XV

„Herrmann, du dumme Sau!“ Schulz’ Stimme dröhnte durch die Lautsprecher im Korridor. Ein furchterregendes Stöhnen folgte, einem gepeinigten Monster gleich. Daraufhin eine Frauenstimme: „Meister! Das Mikrofon ist noch an.“ Und dann ein “Verdammte Scheiße!”, als die Durchsage abrupt verklang.

Sven und Peter nahmen Platz im opulenten Speisesaal, nachdem sie sich ohne weitere Vorkommnisse in ihrem Zimmer etwas frisch machten. Auf Peters Aussage, dass dies schon ein komischer Laden sei, reagierte Sven erst jetzt, eine halbe Stunde später: „Das ist schon echt ein komischer Laden.“, sagte er, aber Peter winkte desinteressiert ab. Er deutete stattdessen auf die Briefe in Svens Hosentasche.
„Na, willste sie nich öffnen?“
„Nee, das bringt nur wieder Unglück. Ich versteh nich, wie die hierher gekommen sind.

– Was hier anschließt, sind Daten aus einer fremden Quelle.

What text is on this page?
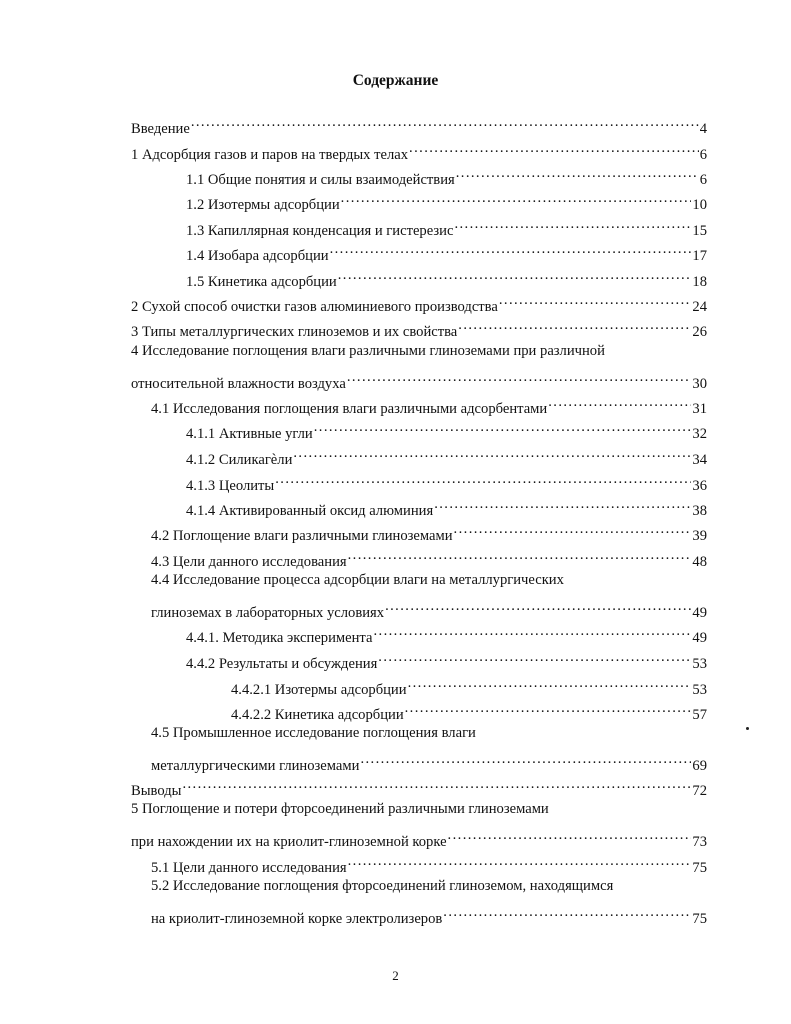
Содержание
Введение .....	4
1 Адсорбция газов и паров на твердых телах .....	6
1.1 Общие понятия и силы взаимодействия .....	6
1.2 Изотермы адсорбции .....	10
1.3 Капиллярная конденсация и гистерезис .....	15
1.4 Изобара адсорбции .....	17
1.5 Кинетика адсорбции .....	18
2 Сухой способ очистки газов алюминиевого производства .....	24
3 Типы металлургических глиноземов и их свойства .....	26
4 Исследование поглощения влаги различными глиноземами при различной
относительной влажности воздуха .....	30
4.1 Исследования поглощения влаги различными адсорбентами .....	31
4.1.1 Активные угли .....	32
4.1.2 Силикагѐли .....	34
4.1.3 Цеолиты .....	36
4.1.4 Активированный оксид алюминия .....	38
4.2 Поглощение влаги различными глиноземами .....	39
4.3 Цели данного исследования .....	48
4.4 Исследование процесса адсорбции влаги на металлургических
глиноземах в лабораторных условиях .....	49
4.4.1. Методика эксперимента .....	49
4.4.2 Результаты и обсуждения .....	53
4.4.2.1 Изотермы адсорбции .....	53
4.4.2.2 Кинетика адсорбции .....	57
4.5 Промышленное исследование поглощения влаги
металлургическими глиноземами .....	69
Выводы .....	72
5 Поглощение и потери фторсоединений различными глиноземами
при нахождении их на криолит-глиноземной корке .....	73
5.1 Цели данного исследования .....	75
5.2 Исследование поглощения фторсоединений глиноземом, находящимся
на криолит-глиноземной корке электролизеров .....	75
2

Alter, da steht sogar als Empfänger mein Name drauf. Wie geht denn das?“
„Komm, mach schon auf. Das nennt sich Schicksal.“
Am gegenüberliegenden Tisch bemerkte Sven eine hagere Frau mit hohlen Augen, die ihn ansah wie ein weidendes Schaf, während sie emotionslos auf einem Salatblatt herumkaute.
„Okay, einen mach ich auf. Den anderen erstmal nicht. Aber welchen? Lass uns ne Münze werfen. Hast du eine dabei?“
Peter kramte unter Anstrengung eine Kupfermünze aus seiner Gesäßtasche an seiner zum Bersten gespannten Hose.
„Kopf, den grauen, Zahl, den weißen Umschlag. Kopf oder Zahl?“
„Zahl!“, sagte Sven und schmiss die Münze nach oben.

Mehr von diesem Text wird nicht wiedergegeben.